The RXU 1200 also features Röders’s Quadroguide Z-axis, which the company says increases cutting rigidity, improves precision, extends tool life and achieves high cutting force. The Quadroguide design has four guide rails on each of the four corners of the Z-axis mechanism — 16 in all. These transmit acceleration and machining forces from the cutter along the Z-axis into the Y-axis, which is firmly connected to the machine frame. This produces a damping effect that increases Z-axis rigidity and reduces inertia, Röders says.

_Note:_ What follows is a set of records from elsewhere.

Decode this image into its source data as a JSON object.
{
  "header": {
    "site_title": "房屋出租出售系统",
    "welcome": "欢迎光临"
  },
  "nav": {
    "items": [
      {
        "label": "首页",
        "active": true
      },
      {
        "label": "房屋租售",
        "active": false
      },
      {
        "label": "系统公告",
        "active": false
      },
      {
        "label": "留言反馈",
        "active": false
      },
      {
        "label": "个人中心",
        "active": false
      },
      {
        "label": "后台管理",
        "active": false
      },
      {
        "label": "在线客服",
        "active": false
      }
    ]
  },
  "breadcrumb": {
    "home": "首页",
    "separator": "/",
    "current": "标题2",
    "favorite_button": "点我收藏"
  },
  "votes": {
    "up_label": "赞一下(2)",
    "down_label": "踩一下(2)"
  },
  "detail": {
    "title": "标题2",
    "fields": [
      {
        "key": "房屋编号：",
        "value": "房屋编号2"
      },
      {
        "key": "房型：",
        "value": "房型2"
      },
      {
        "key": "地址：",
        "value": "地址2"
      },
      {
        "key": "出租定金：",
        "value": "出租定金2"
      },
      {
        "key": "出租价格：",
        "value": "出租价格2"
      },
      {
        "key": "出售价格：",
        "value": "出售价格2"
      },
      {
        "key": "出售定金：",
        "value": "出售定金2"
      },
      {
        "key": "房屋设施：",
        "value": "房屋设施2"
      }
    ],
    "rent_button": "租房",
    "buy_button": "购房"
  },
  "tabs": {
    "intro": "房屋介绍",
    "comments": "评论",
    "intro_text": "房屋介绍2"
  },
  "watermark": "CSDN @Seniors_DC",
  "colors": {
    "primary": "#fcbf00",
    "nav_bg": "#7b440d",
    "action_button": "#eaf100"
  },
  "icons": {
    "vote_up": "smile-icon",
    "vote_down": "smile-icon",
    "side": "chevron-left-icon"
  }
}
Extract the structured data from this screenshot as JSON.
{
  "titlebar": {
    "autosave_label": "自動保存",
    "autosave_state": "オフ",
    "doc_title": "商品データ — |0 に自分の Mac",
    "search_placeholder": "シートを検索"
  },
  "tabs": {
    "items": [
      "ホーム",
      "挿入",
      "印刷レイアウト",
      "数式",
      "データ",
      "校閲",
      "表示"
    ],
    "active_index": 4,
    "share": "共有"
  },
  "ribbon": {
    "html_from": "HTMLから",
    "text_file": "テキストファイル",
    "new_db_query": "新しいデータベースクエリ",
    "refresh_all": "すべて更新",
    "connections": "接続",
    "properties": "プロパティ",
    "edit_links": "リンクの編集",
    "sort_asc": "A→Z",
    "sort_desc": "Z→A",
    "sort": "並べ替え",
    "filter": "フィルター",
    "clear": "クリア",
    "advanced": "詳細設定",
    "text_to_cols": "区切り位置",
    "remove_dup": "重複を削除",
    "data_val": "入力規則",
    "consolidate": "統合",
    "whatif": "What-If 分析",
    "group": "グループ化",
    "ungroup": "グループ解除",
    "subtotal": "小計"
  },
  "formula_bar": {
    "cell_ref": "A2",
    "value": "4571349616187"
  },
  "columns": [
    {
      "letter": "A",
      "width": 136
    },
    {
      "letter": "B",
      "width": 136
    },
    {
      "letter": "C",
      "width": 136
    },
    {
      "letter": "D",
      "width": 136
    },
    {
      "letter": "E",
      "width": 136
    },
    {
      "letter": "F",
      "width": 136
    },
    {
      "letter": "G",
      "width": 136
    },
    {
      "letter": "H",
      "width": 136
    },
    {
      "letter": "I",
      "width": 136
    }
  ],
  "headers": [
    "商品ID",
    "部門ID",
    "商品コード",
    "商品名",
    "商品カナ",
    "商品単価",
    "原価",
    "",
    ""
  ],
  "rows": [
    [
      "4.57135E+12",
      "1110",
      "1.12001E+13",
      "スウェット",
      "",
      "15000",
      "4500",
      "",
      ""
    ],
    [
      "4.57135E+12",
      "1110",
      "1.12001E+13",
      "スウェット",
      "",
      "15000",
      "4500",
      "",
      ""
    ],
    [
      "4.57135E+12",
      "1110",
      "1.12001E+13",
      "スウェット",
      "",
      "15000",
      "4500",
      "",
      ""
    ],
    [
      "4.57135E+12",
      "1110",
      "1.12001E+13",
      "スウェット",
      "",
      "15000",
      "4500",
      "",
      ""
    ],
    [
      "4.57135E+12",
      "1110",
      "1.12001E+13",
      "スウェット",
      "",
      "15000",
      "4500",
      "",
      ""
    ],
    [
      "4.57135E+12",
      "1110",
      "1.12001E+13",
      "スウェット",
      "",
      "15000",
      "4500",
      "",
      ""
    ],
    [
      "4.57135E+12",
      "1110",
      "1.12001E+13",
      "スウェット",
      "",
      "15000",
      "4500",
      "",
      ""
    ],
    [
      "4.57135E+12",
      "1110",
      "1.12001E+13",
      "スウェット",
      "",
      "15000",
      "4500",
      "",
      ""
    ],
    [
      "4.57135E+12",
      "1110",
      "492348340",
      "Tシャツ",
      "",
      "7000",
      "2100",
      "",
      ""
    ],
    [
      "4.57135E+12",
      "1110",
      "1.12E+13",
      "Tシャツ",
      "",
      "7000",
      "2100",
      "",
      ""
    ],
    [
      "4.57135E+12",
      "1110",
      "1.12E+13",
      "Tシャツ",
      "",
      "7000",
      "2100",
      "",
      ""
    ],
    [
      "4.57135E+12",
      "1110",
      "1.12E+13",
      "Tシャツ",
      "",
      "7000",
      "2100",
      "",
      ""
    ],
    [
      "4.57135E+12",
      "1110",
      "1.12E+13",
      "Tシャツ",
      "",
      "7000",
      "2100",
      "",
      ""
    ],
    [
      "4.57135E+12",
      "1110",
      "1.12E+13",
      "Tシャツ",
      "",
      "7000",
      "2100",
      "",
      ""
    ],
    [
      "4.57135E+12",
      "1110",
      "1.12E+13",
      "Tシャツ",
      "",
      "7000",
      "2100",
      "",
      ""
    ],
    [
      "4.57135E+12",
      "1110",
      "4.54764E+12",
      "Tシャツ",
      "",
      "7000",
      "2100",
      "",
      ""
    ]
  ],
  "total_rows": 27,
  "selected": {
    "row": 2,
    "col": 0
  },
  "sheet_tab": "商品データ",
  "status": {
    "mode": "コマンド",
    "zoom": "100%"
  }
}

These features attracted Horst Klein to the machine. The company produces molds and dies for various industries and was having problems machining new and refurbished drop-forging dies made of 1.2714 hot work tool steel and hardened to 48 Hrc and averaging 500 x 600 x 350 mm. Roughing of a half-mold workpiece — all that could fit in its machine — was being done on one machining center equipped with large (66-mm) cutters. Pre-finishing and finishing operations were then moved to a second machine that used smaller (3- to 6-mm) ball-milling cutters. The total production time for each piece was 31.5 hr. Even with lights-out production, the one-shift shop could only machine three or four mold halves per week.
Klein installed an RXU 1200 machining center earlier this year and almost immediately saw productivity gains. The rigidity of the machine gave it the speed, precision and versatility to complete roughing, pre-finishing and finishing operations of the drop-forging dies, thus eliminating the need to transfer a workpiece between machines. The size of the RXU 1200 machining table also meant that both mold halves could be machined simultaneously, essentially doubling production rates.
Accuracy, meanwhile, “seldom exceeds more than a few microns,” according to Klein, and this deviation can, in some cases, be reduced by modifying the cutting program.
As a result, Horst Klein has seen total production time for each drop-forging die half decline to 19 hr. Weekly production has so far increased to seven mold halves. The machining shop says it is able to supply molds and dies faster and can add larger-sized jobs and meet tighter deadlines with the system, as well as take on rush jobs due to the increase in productivity.